Tous les Pères sont unanimes à admettre que Dieu a formé pour son service et pour sa gloire une multitude d’esprits supérieurs à l’homme, qu’ils appellent anges (ἄγγελοι, envoyés, serviteurs). Mais sur ce sujet, il n’y a rien encore aux premiers siècles de déterminé d’une façon officielle, et les docteurs ecclésiastiques sont, en général, sobres d’affirmations. On relevait spécialement quelques traits sur le compte des anges : on enseignait qu’ils étaient des êtres créés, personnels et spirituels.

1. On insistait sur le fait que les anges avaient été créés de Dieu, c’est-a-dire tirés du néant, comme tout ce qui existe, par un acte souverain de la volonté de Dieu, et l’on opposait cette affirmation à la théorie agnostique de l’émanation des éons. Cependant, quelques docteurs soutinrent, à propos de l’origine des anges, une doctrine analogue à celle de l’émanation. Lactance, par exemple, qui parle aussi d’une émanation du Logos, dit que les anges sont sortis de Dieu par un phénomène analogue ; il reconnaît cependant cette différence entre « le Fils de Dieu et les autres anges, c’est que ceux-ci ne sont que des expirations silencieuses — taciti spiritus qui non, uti sermo, ore, sed naribus proferuntur, — au lieu que le Verbe a été prononcé à haute voix — cum voce ac sono ex Dei ore processit » (Inst. div., IV, 8).
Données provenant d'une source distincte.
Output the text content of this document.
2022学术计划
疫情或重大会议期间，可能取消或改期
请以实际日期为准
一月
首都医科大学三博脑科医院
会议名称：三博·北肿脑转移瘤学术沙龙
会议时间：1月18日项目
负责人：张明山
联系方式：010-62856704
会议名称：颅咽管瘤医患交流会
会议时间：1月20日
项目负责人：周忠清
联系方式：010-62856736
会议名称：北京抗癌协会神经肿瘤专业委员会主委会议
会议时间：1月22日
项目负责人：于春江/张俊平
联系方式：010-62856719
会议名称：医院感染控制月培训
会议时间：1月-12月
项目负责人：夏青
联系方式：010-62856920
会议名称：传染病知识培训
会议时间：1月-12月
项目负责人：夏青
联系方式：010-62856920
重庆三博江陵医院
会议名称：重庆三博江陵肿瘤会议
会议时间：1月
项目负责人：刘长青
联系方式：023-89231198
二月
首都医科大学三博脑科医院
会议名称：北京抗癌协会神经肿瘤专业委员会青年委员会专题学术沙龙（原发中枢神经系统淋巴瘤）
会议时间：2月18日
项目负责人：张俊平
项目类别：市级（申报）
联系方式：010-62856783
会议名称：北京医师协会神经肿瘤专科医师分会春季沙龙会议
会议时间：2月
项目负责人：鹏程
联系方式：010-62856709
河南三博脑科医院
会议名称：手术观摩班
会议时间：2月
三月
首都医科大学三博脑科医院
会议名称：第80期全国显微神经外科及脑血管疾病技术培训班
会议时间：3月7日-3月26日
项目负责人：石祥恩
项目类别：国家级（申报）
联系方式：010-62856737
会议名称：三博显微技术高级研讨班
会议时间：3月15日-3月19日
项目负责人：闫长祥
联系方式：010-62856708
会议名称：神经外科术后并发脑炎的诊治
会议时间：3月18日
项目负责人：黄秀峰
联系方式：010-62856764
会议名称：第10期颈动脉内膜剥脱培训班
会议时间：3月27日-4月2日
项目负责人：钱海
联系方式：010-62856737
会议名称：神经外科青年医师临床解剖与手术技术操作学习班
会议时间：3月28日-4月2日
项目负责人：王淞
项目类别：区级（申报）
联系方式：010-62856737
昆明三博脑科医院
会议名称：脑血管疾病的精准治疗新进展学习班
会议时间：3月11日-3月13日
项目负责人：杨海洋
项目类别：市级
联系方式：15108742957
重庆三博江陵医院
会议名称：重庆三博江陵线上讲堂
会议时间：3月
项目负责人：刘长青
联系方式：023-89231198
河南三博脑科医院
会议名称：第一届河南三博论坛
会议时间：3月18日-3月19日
2. On voyait dans les anges des êtres personnels et distincts, doués d’intelligence et de liberté. Cependant, au témoignage de Justin Martyr, quelques chrétiens, dont ce Père condamne les opinions, ne considéraient les anges que comme des forces impersonnelles de Dieu, des énergies divines que Dieu produisait à un moment déterminé et dans un but donné, et qu’il faisait ensuite rentrer en lui. Ils les comparaient aux rayons qui émanent du soleil (Dial. c. Tryph., 128).
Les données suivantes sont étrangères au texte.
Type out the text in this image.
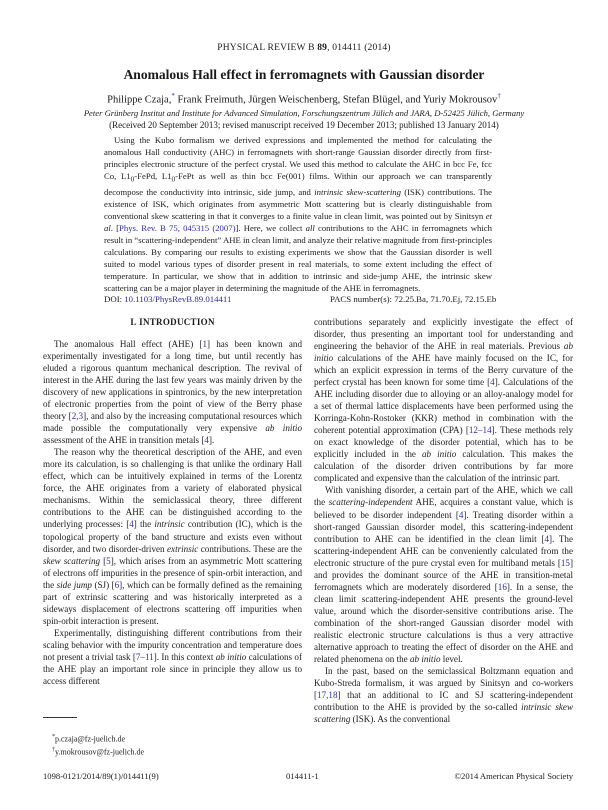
PHYSICAL REVIEW B 89, 014411 (2014)
Anomalous Hall effect in ferromagnets with Gaussian disorder
Philippe Czaja,* Frank Freimuth, Jürgen Weischenberg, Stefan Blügel, and Yuriy Mokrousov†
Peter Grünberg Institut and Institute for Advanced Simulation, Forschungszentrum Jülich and JARA, D-52425 Jülich, Germany
(Received 20 September 2013; revised manuscript received 19 December 2013; published 13 January 2014)
Using the Kubo formalism we derived expressions and implemented the method for calculating the anomalous Hall conductivity (AHC) in ferromagnets with short-range Gaussian disorder directly from first-principles electronic structure of the perfect crystal. We used this method to calculate the AHC in bcc Fe, fcc Co, $L1_0$-FePd, $L1_0$-FePt as well as thin bcc Fe(001) films. Within our approach we can transparently decompose the conductivity into intrinsic, side jump, and intrinsic skew-scattering (ISK) contributions. The existence of ISK, which originates from asymmetric Mott scattering but is clearly distinguishable from conventional skew scattering in that it converges to a finite value in clean limit, was pointed out by Sinitsyn et al. [Phys. Rev. B 75, 045315 (2007)]. Here, we collect all contributions to the AHC in ferromagnets which result in “scattering-independent” AHE in clean limit, and analyze their relative magnitude from first-principles calculations. By comparing our results to existing experiments we show that the Gaussian disorder is well suited to model various types of disorder present in real materials, to some extent including the effect of temperature. In particular, we show that in addition to intrinsic and side-jump AHE, the intrinsic skew scattering can be a major player in determining the magnitude of the AHE in ferromagnets.
DOI: 10.1103/PhysRevB.89.014411	PACS number(s): 72.25.Ba, 71.70.Ej, 72.15.Eb
I. INTRODUCTION

The anomalous Hall effect (AHE) [1] has been known and experimentally investigated for a long time, but until recently has eluded a rigorous quantum mechanical description. The revival of interest in the AHE during the last few years was mainly driven by the discovery of new applications in spintronics, by the new interpretation of electronic properties from the point of view of the Berry phase theory [2,3], and also by the increasing computational resources which made possible the computationally very expensive ab initio assessment of the AHE in transition metals [4].

The reason why the theoretical description of the AHE, and even more its calculation, is so challenging is that unlike the ordinary Hall effect, which can be intuitively explained in terms of the Lorentz force, the AHE originates from a variety of elaborated physical mechanisms. Within the semiclassical theory, three different contributions to the AHE can be distinguished according to the underlying processes: [4] the intrinsic contribution (IC), which is the topological property of the band structure and exists even without disorder, and two disorder-driven extrinsic contributions. These are the skew scattering [5], which arises from an asymmetric Mott scattering of electrons off impurities in the presence of spin-orbit interaction, and the side jump (SJ) [6], which can be formally defined as the remaining part of extrinsic scattering and was historically interpreted as a sideways displacement of electrons scattering off impurities when spin-orbit interaction is present.

Experimentally, distinguishing different contributions from their scaling behavior with the impurity concentration and temperature does not present a trivial task [7–11]. In this context ab initio calculations of the AHE play an important role since in principle they allow us to access different

contributions separately and explicitly investigate the effect of disorder, thus presenting an important tool for understanding and engineering the behavior of the AHE in real materials. Previous ab initio calculations of the AHE have mainly focused on the IC, for which an explicit expression in terms of the Berry curvature of the perfect crystal has been known for some time [4]. Calculations of the AHE including disorder due to alloying or an alloy-analogy model for a set of thermal lattice displacements have been performed using the Korringa-Kohn-Rostoker (KKR) method in combination with the coherent potential approximation (CPA) [12–14]. These methods rely on exact knowledge of the disorder potential, which has to be explicitly included in the ab initio calculation. This makes the calculation of the disorder driven contributions by far more complicated and expensive than the calculation of the intrinsic part.

With vanishing disorder, a certain part of the AHE, which we call the scattering-independent AHE, acquires a constant value, which is believed to be disorder independent [4]. Treating disorder within a short-ranged Gaussian disorder model, this scattering-independent contribution to AHE can be identified in the clean limit [4]. The scattering-independent AHE can be conveniently calculated from the electronic structure of the pure crystal even for multiband metals [15] and provides the dominant source of the AHE in transition-metal ferromagnets which are moderately disordered [16]. In a sense, the clean limit scattering-independent AHE presents the ground-level value, around which the disorder-sensitive contributions arise. The combination of the short-ranged Gaussian disorder model with realistic electronic structure calculations is thus a very attractive alternative approach to treating the effect of disorder on the AHE and related phenomena on the ab initio level.

In the past, based on the semiclassical Boltzmann equation and Kubo-Streda formalism, it was argued by Sinitsyn and co-workers [17,18] that an additional to IC and SJ scattering-independent contribution to the AHE is provided by the so-called intrinsic skew scattering (ISK). As the conventional

*p.czaja@fz-juelich.de
†y.mokrousov@fz-juelich.de
1098-0121/2014/89(1)/014411(9)	014411-1	©2014 American Physical Society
3. Enfin, les anges étaient généralement regardés comme des créatures spirituelles, mais non incorporelles. C’était pour mieux affirmer leur personnalité qu’on allait jusqu’à leur attribuer un corps. C’est l’opinion, par exemple, de Justin, qui leur donne pour nourriture la manne, dont il fait le pain des anges, d’après l’expression de ἄρτος ἀγγέλων employée par les Septante dans la traduction de Psaumes 78.25 (Dial. c. Tryph., 57). C’est encore l’opinion de Tatien, d’Irénée et de Tertullien. Quant à Origène, tantôt il fait des anges des êtres incorporels, tantôt il leur reconnaît un certain corps. Mais ce corps est fort loin de ressembler au nôtre. Il est formé d’une matière très subtile, éthérée, invisible aux yeux de la chair. Voilà pourquoi les anges ne sont visibles, selon Tatien, que pour les hommes pneumatiques, c’est-à-dire pour ceux en qui habite l’esprit de Dieu (Or., c. 15). Tertullien ajoute qu’ils peuvent revêtir une forme plus matérielle qui les rende visibles à tous les yeux (De carne Christi, 6).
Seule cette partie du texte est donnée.